The national hydrogen strategy, according to the report, “emphasizes industrial policy above decarbonization policy; nevertheless, the government should keep in mind that a policy that favors grey hydrogen, which is at odds with decarbonization, will never work, even as an industrial policy.”
According to the report, the Japanese electrolyzer sector has also lagged behind Europe and China in manufacturing capacity and electrolyzer efficiency.
According to the report, the challenges with the national hydrogen plan result from outdated thinking and a reluctance to accept renewable energy.
The REI, funded by Japanese billionaire Masayoshi Son, calls this energy plan “skewed,” with “low targets” for renewable energy compared to other industrial nations.
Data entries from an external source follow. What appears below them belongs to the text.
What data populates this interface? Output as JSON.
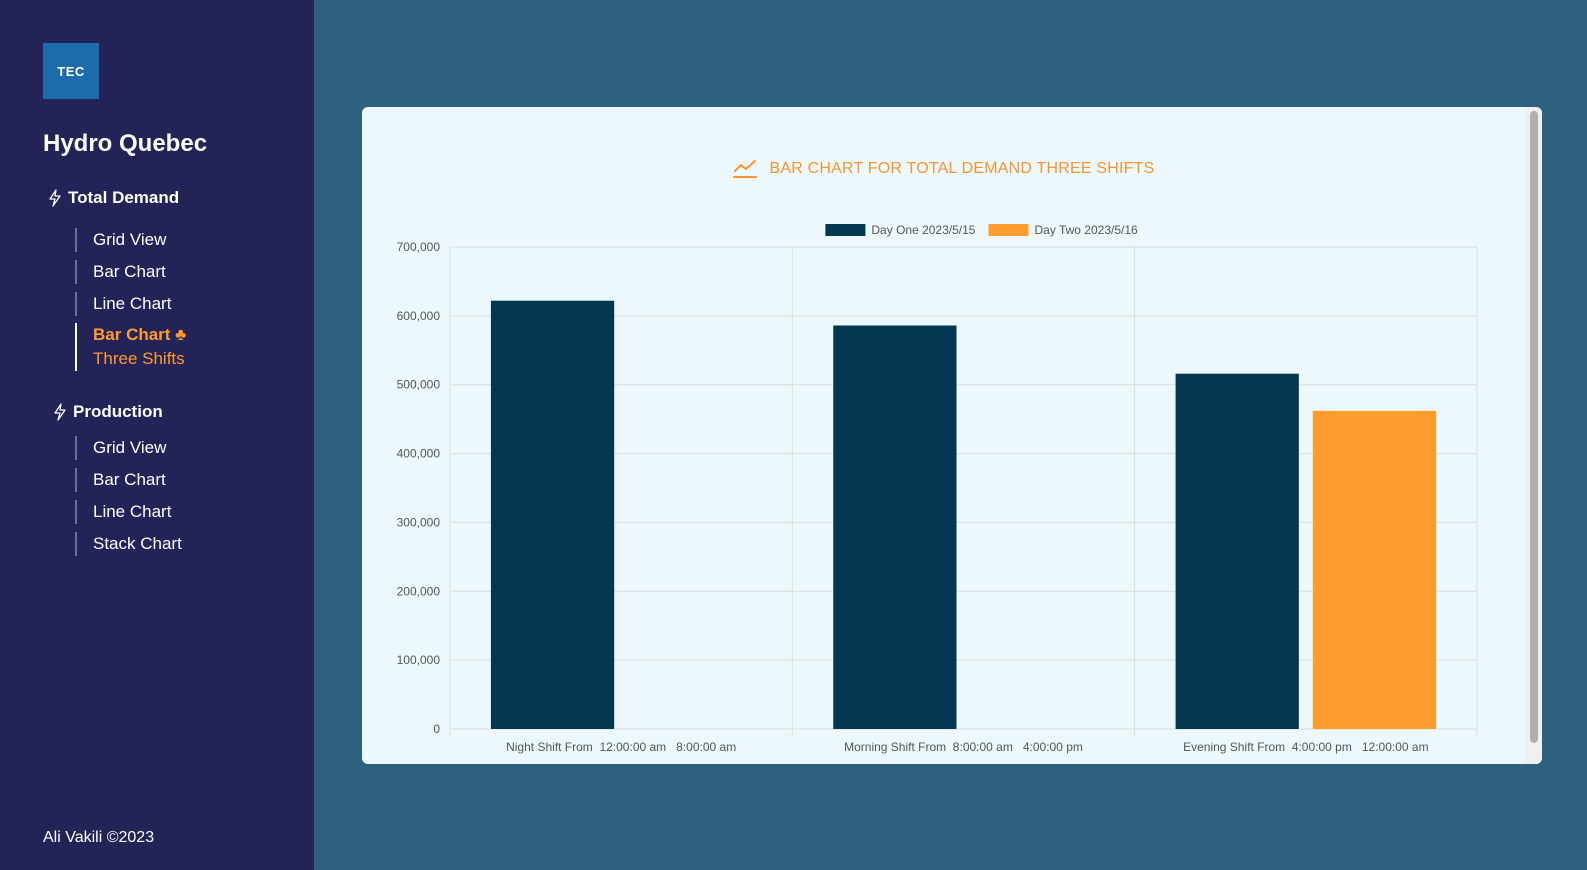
{
  "sidebar": {
    "logo_text": "TEC",
    "brand": "Hydro Quebec",
    "sections": [
      {
        "title": "Total Demand",
        "items": [
          {
            "label": "Grid View"
          },
          {
            "label": "Bar Chart"
          },
          {
            "label": "Line Chart"
          },
          {
            "label": "Bar Chart ♣",
            "sub": "Three Shifts",
            "active": true
          }
        ]
      },
      {
        "title": "Production",
        "items": [
          {
            "label": "Grid View"
          },
          {
            "label": "Bar Chart"
          },
          {
            "label": "Line Chart"
          },
          {
            "label": "Stack Chart"
          }
        ]
      }
    ],
    "footer": "Ali Vakili ©2023"
  },
  "card": {
    "title": "BAR CHART FOR TOTAL DEMAND THREE SHIFTS"
  },
  "chart_data": {
    "type": "bar",
    "title": "BAR CHART FOR TOTAL DEMAND THREE SHIFTS",
    "categories": [
      "Night Shift From  12:00:00 am   8:00:00 am",
      "Morning Shift From  8:00:00 am   4:00:00 pm",
      "Evening Shift From  4:00:00 pm   12:00:00 am"
    ],
    "series": [
      {
        "name": "Day One 2023/5/15",
        "color": "#01374f",
        "values": [
          622000,
          586000,
          516000
        ]
      },
      {
        "name": "Day Two 2023/5/16",
        "color": "#ff9c2e",
        "values": [
          0,
          0,
          462000
        ]
      }
    ],
    "ylim": [
      0,
      700000
    ],
    "yticks": [
      0,
      100000,
      200000,
      300000,
      400000,
      500000,
      600000,
      700000
    ],
    "ytick_labels": [
      "0",
      "100,000",
      "200,000",
      "300,000",
      "400,000",
      "500,000",
      "600,000",
      "700,000"
    ],
    "grid": true,
    "legend_position": "top"
  }
}
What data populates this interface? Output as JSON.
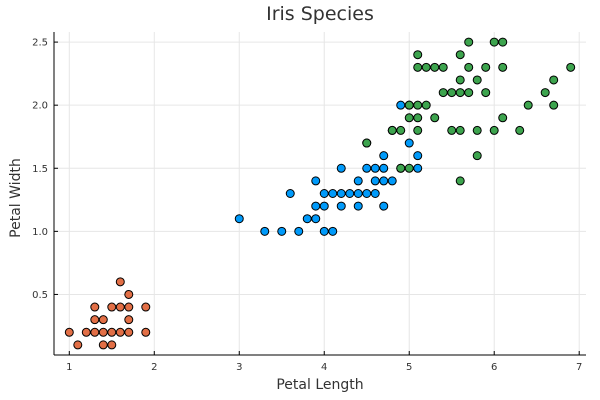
{
  "chart_data": {
    "type": "scatter",
    "title": "Iris Species",
    "xlabel": "Petal Length",
    "ylabel": "Petal Width",
    "xlim": [
      0.82,
      7.08
    ],
    "ylim": [
      0.02,
      2.58
    ],
    "xticks": [
      1,
      2,
      3,
      4,
      5,
      6,
      7
    ],
    "yticks": [
      0.5,
      1.0,
      1.5,
      2.0,
      2.5
    ],
    "ytick_labels": [
      "0.5",
      "1.0",
      "1.5",
      "2.0",
      "2.5"
    ],
    "grid": true,
    "legend": "none",
    "series": [
      {
        "color": "#E26F46",
        "points": [
          [
            1.0,
            0.2
          ],
          [
            1.1,
            0.1
          ],
          [
            1.2,
            0.2
          ],
          [
            1.3,
            0.2
          ],
          [
            1.3,
            0.3
          ],
          [
            1.3,
            0.4
          ],
          [
            1.4,
            0.1
          ],
          [
            1.4,
            0.2
          ],
          [
            1.4,
            0.3
          ],
          [
            1.5,
            0.1
          ],
          [
            1.5,
            0.2
          ],
          [
            1.5,
            0.4
          ],
          [
            1.6,
            0.2
          ],
          [
            1.6,
            0.4
          ],
          [
            1.6,
            0.6
          ],
          [
            1.7,
            0.2
          ],
          [
            1.7,
            0.3
          ],
          [
            1.7,
            0.4
          ],
          [
            1.7,
            0.5
          ],
          [
            1.9,
            0.2
          ],
          [
            1.9,
            0.4
          ]
        ]
      },
      {
        "color": "#009AFA",
        "points": [
          [
            3.0,
            1.1
          ],
          [
            3.3,
            1.0
          ],
          [
            3.5,
            1.0
          ],
          [
            3.6,
            1.3
          ],
          [
            3.7,
            1.0
          ],
          [
            3.8,
            1.1
          ],
          [
            3.9,
            1.1
          ],
          [
            3.9,
            1.2
          ],
          [
            3.9,
            1.4
          ],
          [
            4.0,
            1.0
          ],
          [
            4.0,
            1.2
          ],
          [
            4.0,
            1.3
          ],
          [
            4.1,
            1.0
          ],
          [
            4.1,
            1.3
          ],
          [
            4.2,
            1.2
          ],
          [
            4.2,
            1.3
          ],
          [
            4.2,
            1.5
          ],
          [
            4.3,
            1.3
          ],
          [
            4.4,
            1.2
          ],
          [
            4.4,
            1.3
          ],
          [
            4.4,
            1.4
          ],
          [
            4.5,
            1.3
          ],
          [
            4.5,
            1.5
          ],
          [
            4.5,
            1.7
          ],
          [
            4.6,
            1.3
          ],
          [
            4.6,
            1.4
          ],
          [
            4.6,
            1.5
          ],
          [
            4.7,
            1.2
          ],
          [
            4.7,
            1.4
          ],
          [
            4.7,
            1.5
          ],
          [
            4.7,
            1.6
          ],
          [
            4.8,
            1.4
          ],
          [
            4.8,
            1.8
          ],
          [
            4.9,
            1.5
          ],
          [
            4.9,
            2.0
          ],
          [
            5.0,
            1.7
          ],
          [
            5.0,
            2.0
          ],
          [
            5.1,
            1.5
          ],
          [
            5.1,
            1.6
          ]
        ]
      },
      {
        "color": "#3DA44E",
        "points": [
          [
            4.5,
            1.7
          ],
          [
            4.8,
            1.8
          ],
          [
            4.9,
            1.8
          ],
          [
            4.9,
            1.5
          ],
          [
            5.0,
            1.5
          ],
          [
            5.0,
            1.9
          ],
          [
            5.0,
            2.0
          ],
          [
            5.1,
            1.8
          ],
          [
            5.1,
            1.9
          ],
          [
            5.1,
            2.0
          ],
          [
            5.1,
            2.3
          ],
          [
            5.1,
            2.4
          ],
          [
            5.2,
            2.0
          ],
          [
            5.2,
            2.3
          ],
          [
            5.3,
            1.9
          ],
          [
            5.3,
            2.3
          ],
          [
            5.4,
            2.1
          ],
          [
            5.4,
            2.3
          ],
          [
            5.5,
            1.8
          ],
          [
            5.5,
            2.1
          ],
          [
            5.6,
            1.4
          ],
          [
            5.6,
            1.8
          ],
          [
            5.6,
            2.1
          ],
          [
            5.6,
            2.2
          ],
          [
            5.6,
            2.4
          ],
          [
            5.7,
            2.1
          ],
          [
            5.7,
            2.3
          ],
          [
            5.7,
            2.5
          ],
          [
            5.8,
            1.6
          ],
          [
            5.8,
            1.8
          ],
          [
            5.8,
            2.2
          ],
          [
            5.9,
            2.1
          ],
          [
            5.9,
            2.3
          ],
          [
            6.0,
            1.8
          ],
          [
            6.0,
            2.5
          ],
          [
            6.1,
            1.9
          ],
          [
            6.1,
            2.3
          ],
          [
            6.1,
            2.5
          ],
          [
            6.3,
            1.8
          ],
          [
            6.4,
            2.0
          ],
          [
            6.6,
            2.1
          ],
          [
            6.7,
            2.0
          ],
          [
            6.7,
            2.2
          ],
          [
            6.9,
            2.3
          ]
        ]
      }
    ]
  }
}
The report adds that solar PV technology was created in Japan. Japanese businesses were among the first to install wind turbines, but “the growth potential was lost owing to the old-fashioned power infrastructure.”
“If Japan does not fundamentally revise its hydrogen strategy, the hydrogen business in Japan may lose its growth potential just like solar and wind did. Therefore, Japan must place its hydrogen strategy in its decarbonization strategy and rectify the idea that any type of hydrogen will do,” it added.
“If Japan changes its strategy and policies, it will be able to play an important role in the global green hydrogen business by leveraging Japanese companies’ experience gained from efforts in building a supply chain. But time is running out.”